4. The Initial Module Set
The following list describes the proposed modules that will be part of the new
system:
- Swig. The Swig module contains a small core of functionality that is used
by the rest of the system. Features include access to the Swig library, command line
parsing, error handling, and a few common datatypes including a somewhat generic representation of
types.
- DOH. DOH is the dynamic type library that provides the fundamental
data structures used by the system as well as run-time support for dynamic typing.
- Preprocessor. A full C/C++ preprocessor with some extended macro handling
capabilities.
- CParse. A completely redesigned C/C++ parser that attempts to fix all of the parsing
problems in SWIG1.1. In particular, it will treat C/C++ datatypes correctly and support a
number of new C++ constructs. However, it is somewhat unlikely that this parser will
fully support all of C++ (at least not initially).

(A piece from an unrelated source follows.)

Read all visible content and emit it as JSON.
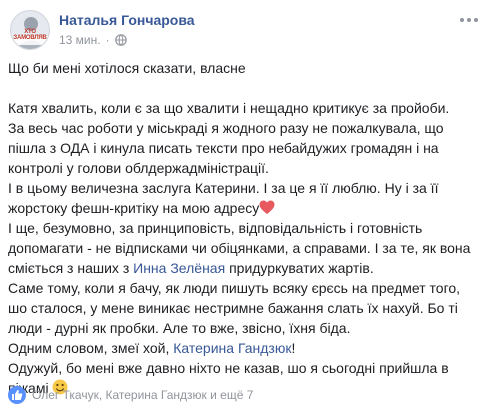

- XMLParse. A parsing module that can read XML files and turn them into a SWIG parse
tree structure. The initial plan is to simply put a thin wrapper around the expat for this.
- XMLWriter. A code generation module that can simply dump all of the internal
data structures out as a huge XML document.
- Tcl. A code generator for Tcl.
- Perl. A code generator for Perl.
- Python. A code generator for Python.
- Guile. A code generator for Guile.
- Java. A code generator for Java.
- Testing. A testing module that is designed to aid in the construction
of testing scripts. More details to be provided later.
- Documentation. A replacement for the SWIG1.1 documentation generation
system. The precise details need to be determined, but it is likely that this
system will produce both plain ASCII files or XML files.